# Observation Hive Dimensions



## Matarazzodesign (Feb 27, 2014)

Hi All,

I know it seems kind of pathetic to reply to my own post, but it would really help me if the community could give me some feedback on this design.

This project has an upcoming deadline, and I want to make sure my design is functional and ready to hand out to an outside contractor to build it. Feel free to contact me if you are interested in building this hive, or if you have some advice.

Thank You


----------



## Barry (Dec 28, 1999)

Matarazzodesign said:


> I used 3/8" for bee space between the top and bottom of the frames. The interior spacing between the 1/4" Safety Glass is 1 3/4". I've only got 1/4" between the edge of the deep frame and interior of the hive structure. Is this ok, or will this be a problem for circulation?

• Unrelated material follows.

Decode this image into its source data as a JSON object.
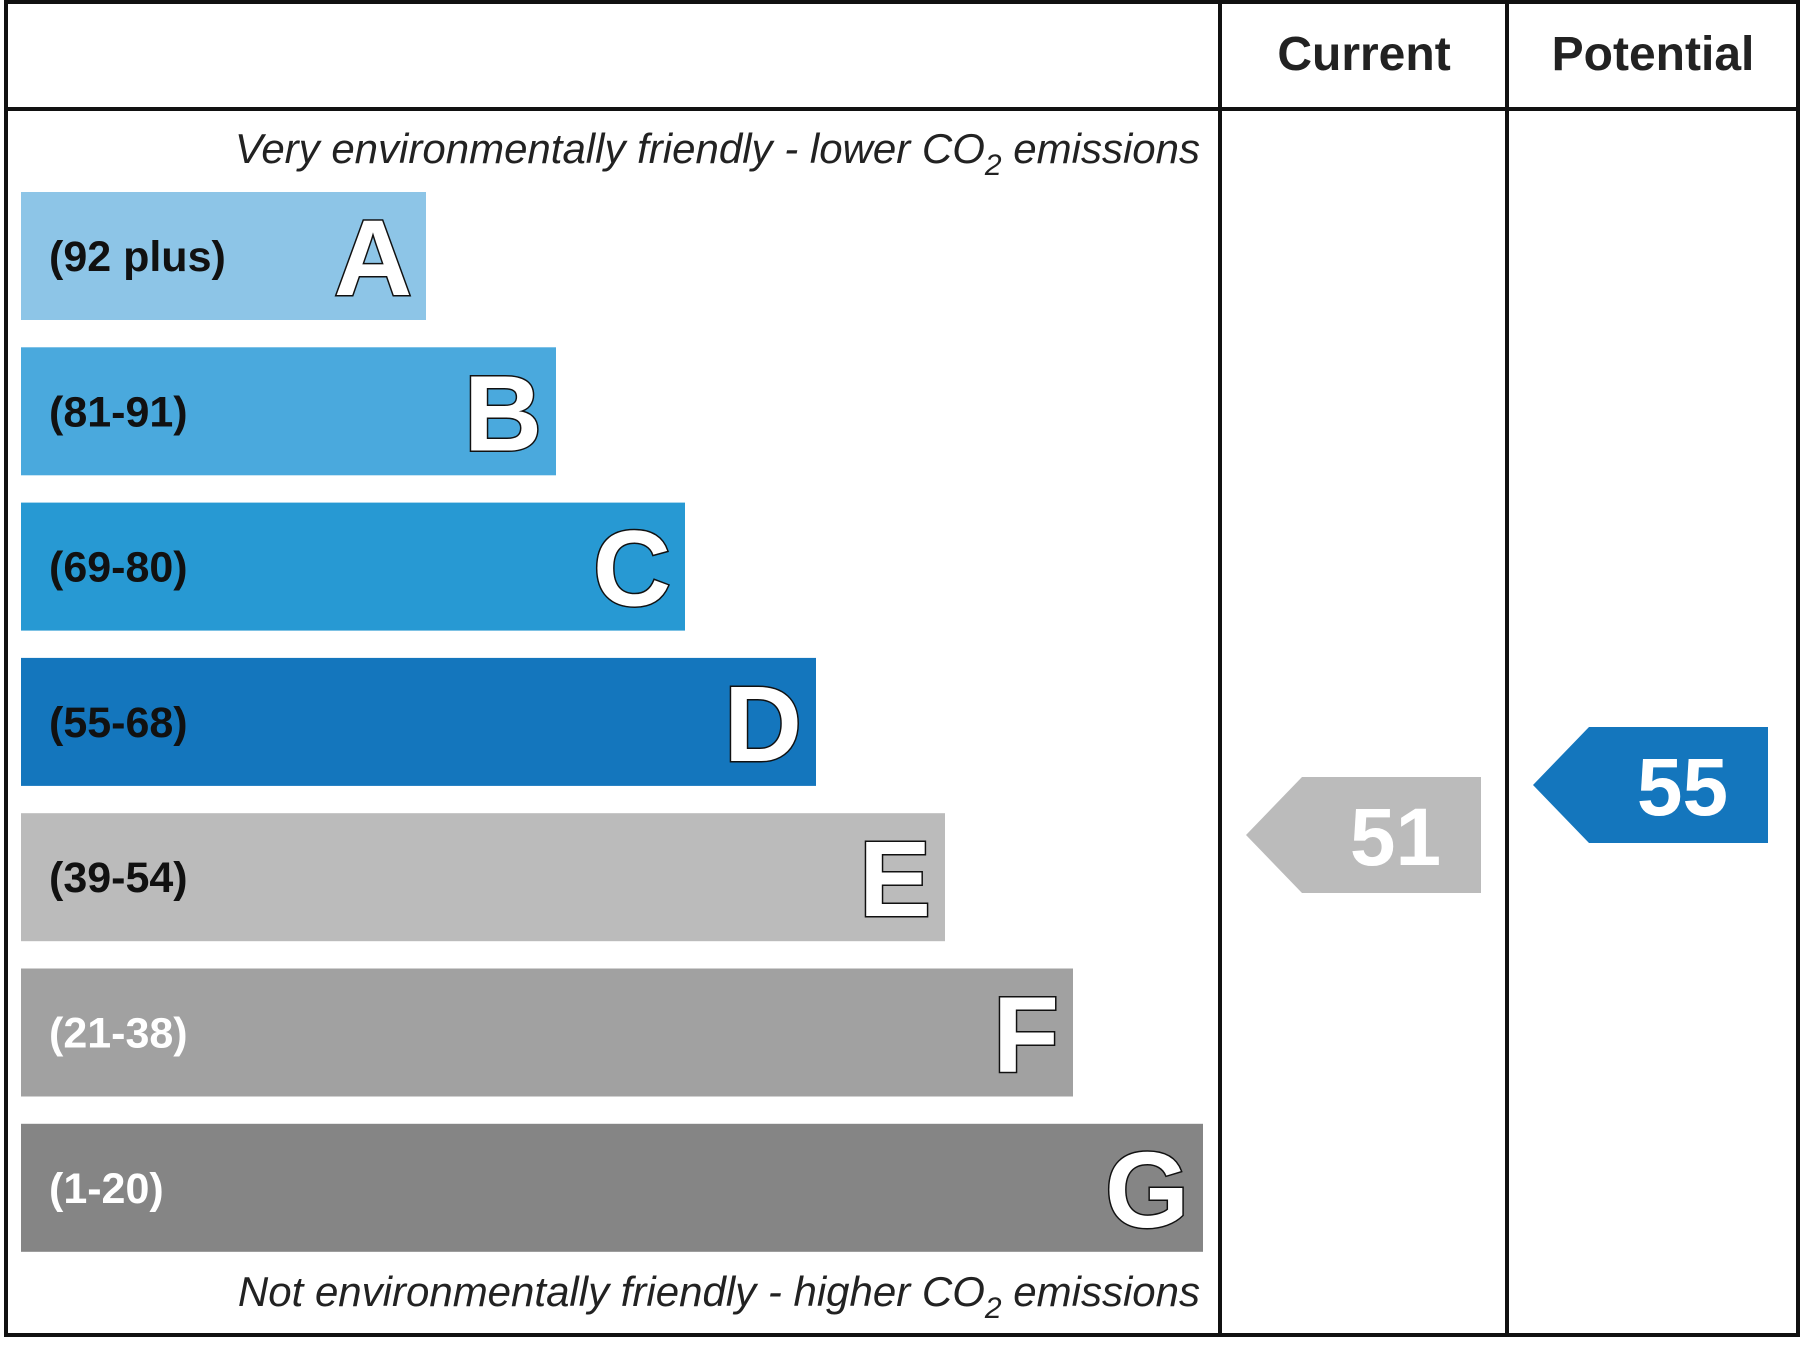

I added a 4"x1" rounded slot at the bottom of the hive to line up with our exit/entrance chamber below. Based on my dimensions I believe this will work with standard deep frames. Please note, I haven't modeled in ventilation holes or accurately modeled the woodworking joints for the hive.


Kind of hard to get too specific on your plans as the detail to the various parts with notes are not there, at least for me. I would consider heavier safety glass if this is anywhere near kids. 1-5/8" interior spacing is better, but not sure you will have brace comb issues with 1-3/4". The 1/4" between frame and hive is fine.


----------